De 1985 à ces derniers jours, sans jamais se presser, nos excellents amis déchargent le combustible, vidangent les circuits, décontaminent et démontent les bâtiments. Sauf le réacteur, que l’on confine en attendant les beaux jours. Pendant des années, ces messieurs de l’atome promettent un « retour à l’herbe » en lieu et place de la centrale. Comme par un coup de baguette magique, il ne restera rien de cette si belle aventure. Le préfet du Finistère – entre 1992 et 1996 – Christian Frémont déclare en 1995 : « EDF, le CEA, les grandes entreprises et l’ensemble des intervenants ont déclaré leur intention de faire de cette opération une vitrine. Il faudra y veiller ». Tu parles, Charles ! Frémont quitte son poste et vole vers des postes plus prestigieux : il sera directeur de cabinet de Borloo au ministère de l’Écologie, puis directeur de cabinet de Sarkozy entre 2008 et sa si malheureuse défaite de 2012.

Brennilis, pendant ce temps, rouille sur pied. Et fuit. Une étude de la Crii-Rad établit en 2007 que la centrale, qui n’a plus l’autorisation d’émettre quelque rejet radioactif que ce soit, continue à le faire. Il y a du tritium dans l’air et en certains points, des concentrations de 3 000 becquerels par kilo de césium 137, alors qu’on ne devrait pas en trouver plus de 50. Cette même année 2007, on apprend que le réacteur, une fois démantelé, ira croupir dans l’Ain (au Bugey), où doit l’accueillir une usine construite par EDF, au doux nom d’Iceda (Installation de conditionnement et d’entreposage de déchets activés).

Quand ? Mañana por la mañana, demain ou un autre jour.

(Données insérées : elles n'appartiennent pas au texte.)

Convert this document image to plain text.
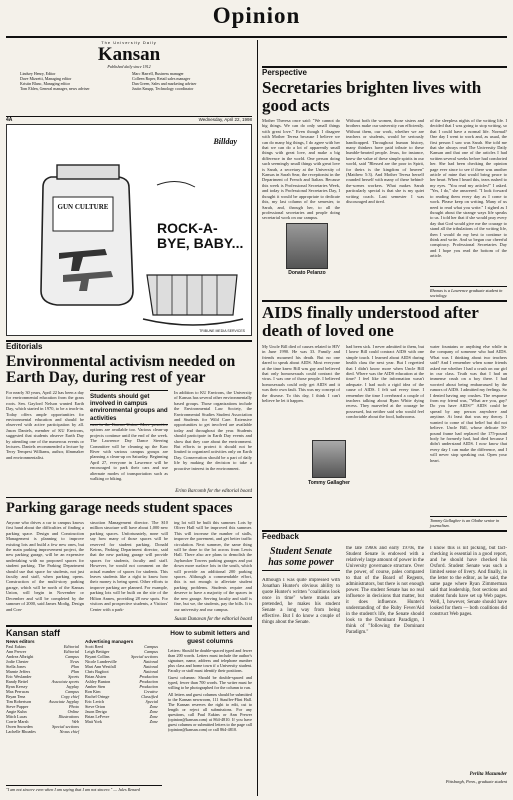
Opinion
The University Daily
Kansan
Published daily since 1912
Lindsey Henry, Editor	Marc Harrell, Business manager
Dave Mizzetti, Managing editor	Colleen Roper, Retail sales manager
Kristin Blanc, Managing editor	Dan Green, Sales and marketing adviser
Tom Eblen, General manager, news adviser	Justin Knupp, Technology coordinator
4A	Wednesday, April 22, 1998
Billday
GUN CULTURE
ROCK-A-BYE, BABY...
TRIBUNE MEDIA SERVICES
Editorials
Environmental activism needed on Earth Day, during rest of year
For nearly 30 years, April 22 has been a day for environmental education from the grass roots. Sen. Gaylord Nelson wanted Earth Day, which started in 1970, to be a teach-in. Today offers ample opportunities for environmental education and should be observed with active participation by all. Jason Daniels, member of KU Environs, suggested that students observe Earth Day by attending one of the numerous events or lectures. Daniels recommended a lecture by Terry Tempest Williams, author, filmmaker and environmentalist.
Students should get involved in campus environmental groups and activities
cuss in the Kansas Union. More proactive options are available too. Various clean-up projects continue until the end of the week. The Lawrence Day Dance Steering Committee will be cleaning up the Kaw River with various campus groups are planning a clean-up on Saturday. Beginning April 27, everyone in Lawrence will be encouraged to park their cars and use alternate modes of transportation such as walking or biking.
In addition to KU Environs, the University of Kansas has several other environmentally based groups. Those organizations include the Environmental Law Society, the Environmental Studies Student Association and Students for Wild Care. Extensive opportunities to get involved are available today and throughout the year. Students should participate in Earth Day events and show that they care about the environment. But efforts to protect it should not be limited to organized activities only on Earth Day. Conservation should be a part of daily life by making the decision to take a proactive interest in the environment.
Erinn Barcomb for the editorial board
Parking garage needs student spaces
Anyone who drives a car to campus knows first hand about the difficulties of finding a parking space. Design and Construction Management is planning to improve existing lots and build a few new ones, but the main parking improvement project, the new parking garage, will be an expensive undertaking with no proposed spaces for student parking. The Parking Department should use that space for students, not just faculty and staff, when parking opens. Construction of the multi-story parking garage, which will be north of the Kansas Union, will begin in November or December and will be completed by the summer of 2000, said James Modig, Design and Con-
struction Management director. The $10 million structure will have about 1,000 new parking spaces. Unfortunately, none will say how many of those spaces will be reserved for student parking. Donald Keirns, Parking Department director, said that the new parking garage will provide spaces for students, faculty and staff. However, he would not comment on the actual number of spaces for students. This leaves students like a right to know how their money is being spent. Other efforts to improve parking are planned. For example, parking lots will be built on the site of the Hilton Annex, providing 28 new spots. For visitors and prospective students, a Visitors' Center with a park-
ing lot will be built this summer. Lots by Oliver Hall will be improved this summer. This will increase the number of stalls, improve the pavement, and get better traffic circulation. Next summer, the same thing will be done to the lot across from Lewis Hall. There also are plans to demolish the Jayhawker Towers parking garages and put down more surface lots in the south, which will provide an additional 200 parking spaces. Although a commendable effort, this is not enough to alleviate student parking problems. Students require and deserve to have a majority of the spaces in the new garage. Serving faculty and staff is fine, but we, the students, pay the bills. It is our university and our campus.
Susan Dunavan for the editorial board
Kansan staff
News editors
Paul Eakins	Editorial
Ann Prewer	Editorial
Andrea Albright	Campus
Jodie Chester	News
Stella Jones	Plan
Marnie Jeffers	Plan
Eric Weslander	Sports
Randy Beitel	Associate sports
Ryan Kersey	Jayplay
Max Perrucas	Campus
Bryan Tenz	Copy chief
Tim Robertson	Associate Jayplay
Steve Pupper	Photo
Angie Kuhn	Online
Mitch Lucas	Illustrations
Corrie Marsh	Web
Owen Snowden	Special sections
Lachelle Rhoades	Nexus chief
Advertising managers
Scott Reed	Campus
Leigh Bettiger	Campus
Bryant Collins	Special sections
Nicole Lunderville	National
Mari Ann Westfall	National
Chris Bagfoot	National
Brian Alsten	Production
Ashley Bunton	Production
Amber Sten	Production
Ron Kim	Creative
Rachel Oringe	Classified
Eric Lerich	Special
Steve Orion	Zone
Jason Derigo	Zone
Brian LeFevre	Zone
Matt York	Zone
"I am not sincere even when I am saying that I am not sincere." — Jules Renard
How to submit letters and guest columns
Letters: Should be double-spaced typed and fewer than 200 words. Letters must include the author's signature, name, address and telephone number plus class and home town if a University student. Faculty or staff must identify their positions.
Guest columns: Should be double-spaced and typed, fewer than 700 words. The writer must be willing to be photographed for the column to run.
All letters and guest columns should be submitted to the Kansan newsroom, 111 Stauffer-Flint Hall. The Kansan reserves the right to edit, cut to length or reject all submissions. For any questions, call Paul Eakins or Ann Prewer (opinion@kansan.com) at 864-4810. If you have guest columns or submitted letters to the page call (opinion@kansan.com) or call 864-4810.
Perspective
Secretaries brighten lives with good acts
Mother Theresa once said: "We cannot do big things. We can do only small things with great love." Even though I disagree with Mother Teresa because I believe we can do many big things, I do agree with her that we can do a lot of apparently small things with great love, and make a big difference in the world. One person doing such seemingly small things with great love is Sarah, a secretary at the University of Kansas in Sarah Sear, the receptionist in the Department of French and Italian. Because this week is Professional Secretaries Week, and today is Professional Secretaries Day, I thought it would be appropriate to dedicate this, my last column of the semester, to Sarah, and, through her, to all the professional secretaries and people doing secretarial work on our campus.
Donato Pelanzo
Without both the women, those sisters and brothers make our university run efficiently. Without them, our work, whether we are teachers or students, would be seriously handicapped. Throughout human history, many thinkers have paid tribute to these humble-hearted people. Jesus, for instance, knew the value of these simple spirits in our world, said "Blessed are the poor in Spirit, for theirs is the kingdom of heaven" (Matthew 5:3). And Mother Teresa herself rounded herself with many of these behind-the-scenes workers. What makes Sarah particularly special is that she is my quiet writing coach. Last semester I was discouraged and tired.
of the sleepless nights of the writing life. I decided that I was going to stop writing, so that I could have a normal life. Normal? One day I went to work and, as usual, the first person I saw was Sarah. She told me that she always read The University Daily Kansan and that one of the articles I had written several weeks before had comforted her. She had been checking the opinion page ever since to see if there was another article of mine that would bring peace to her heart. When I heard this, tears rushed to my eyes. "You read my articles!" I asked. "Yes, I do," she answered. "I look forward to reading them every day as I come to work. Please keep on writing. Many of us need to read what you write." I sighed as I thought about the strange ways life speaks to us. I told her that if she would pray every day that God would give me the courage to stand all the tribulations of the writing life, then I would do my best to continue to think and write. And so began our cheerful conspiracy. Professional Secretaries Day and I hope you read the bottom of the article.
Rhonas is a Lawrence graduate student in sociology.
AIDS finally understood after death of loved one
My Uncle Bill died of causes related to HIV in June 1990. He was 33. Family and friends mourned his death. But no one dared to speak about AIDS. Most everyone at the time knew Bill was gay and believed that only homosexuals could contract the virus. I was one of those people. I believed homosexuals could only get AIDS and it was their own fault. This was my concept of the disease. To this day, I think I can't believe he let it happen.
Tommy Gallagher
had been sick. I never admitted to them, but I knew Bill could contract AIDS with one simple touch. I learned about AIDS during health class the next year. But I regretted that I didn't know more when Uncle Bill died. Where was the AIDS education at the time? I feel like the information wasn't adequate. I had such a rigid idea of the cause of AIDS. I felt sad every time. I remember the time I overheard a couple of teachers talking about Ryan White dying recess. They marveled at the courage he possessed, but neither said who would feel comfortable about the food, bathrooms.
water fountains or anything else while in the company of someone who had AIDS. What was I thinking about two teachers said? And I remember when some friends asked me whether I had a crush on our girl in our class. Truth was that I had an immense crush on a boy there. I had worried about being embarrassed by the rumors of AIDS. I admitted my feelings. So I denied having any crushes. The response from my friend was, "What are you, gay? Do you have AIDS?" AIDS could be spread by any person anywhere and anytime. At least that was my theory. I wanted to come of that belief but did not believe. Uncle Bill, whose delicate 50-pound frame had replaced the 175-pound body he formerly had, had died because I didn't understand AIDS. I now know that every day I can make the difference, and I will never stop speaking out. Open your heart.
Tommy Gallagher is an Olathe senior in journalism.
Feedback
Student Senate has some power
Although I was quite impressed with Jonathan Hunter's obvious ability to quote Hunter's written "coalitions look once in time" where masks are pretended, he makes his student Senate a long way from being effective. But I do know a couple of things about the Senate.
the late 1960s and early 1970s, the Student Senate is endowed with a relatively large amount of power in the University governance structure. Over the power, of course, pales compared to that of the Board of Regents, administrators, but there is not enough power. The student Senate has no real influence in decisions that matter, but it does influence. Hunter's understanding of the Ruby Fever/Aid in the student's life, the Senate should look to the Dominant Paradigm, I think of "following the Dominant Paradigm."
I know this is nit picking, but fact-checking is essential in a good report, and he should have checked his Oxford. Student Senate was such a limited sense of livery. And finally, in the letter to the editor, as he said, the same page where Ryan Zimmerman said that leadership, foot sections and student funds have set up Web pages. Well, I, however, Senate should have looked for them — both coalitions did construct Web pages.
Perlita Mazumder
Pittsburgh, Penn., graduate student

En 2007 toujours, le Conseil d’État annule un décret autorisant le démantèlement total pour « insuffisance d’information de la population ». Pour une vitrine, ça la fiche bien. Commentaire inspiré de Bertrand Dubuis, responsable EDF de Brennilis, dans la foulée (Le Télégramme, 10 octobre 2007) : « Nous préparons actuellement un nouveau dossier. Nous le déposerons au mois de juin prochain en espérant pouvoir reprendre le chantier mi-2009 et réaliser le démantèlement total à l’horizon 2020 ».

Mais le mieux était encore à venir, et Charlie vous remercie d’avoir attendu si longtemps. Le 22 octobre 2012, l’Autorité de sûreté nucléaire (ASN) envoie balader EDF, proprio de Brennilis, et lui refuse de procéder à un démantèlement complet. Tout est une fois de plus bloqué, et pour des années. La farce est particulièrement goûteuse, car l’explication l’est. Brennilis ne peut être démantelée, car ses déchets doivent aller dans l’Ain. Or, crotte de bique, le tribunal administratif de Lyon a annulé le permis de construire de l’usine Iceda, mettant tout le projet à terre.

Résumons pour les malentendants : le réacteur de Brennilis devait être envoyé dans l’Ain, et stocké dans une usine EDF spécialement conçue. Mais l’usine étant dans le lac, Brennilis est contrainte de conserver son réacteur jusqu’à des jours meilleurs, qui risquent de se compter en décennies. La nouvelle promesse des nucléocrates : la fin du démantèlement en 2025. On les croit sur parole.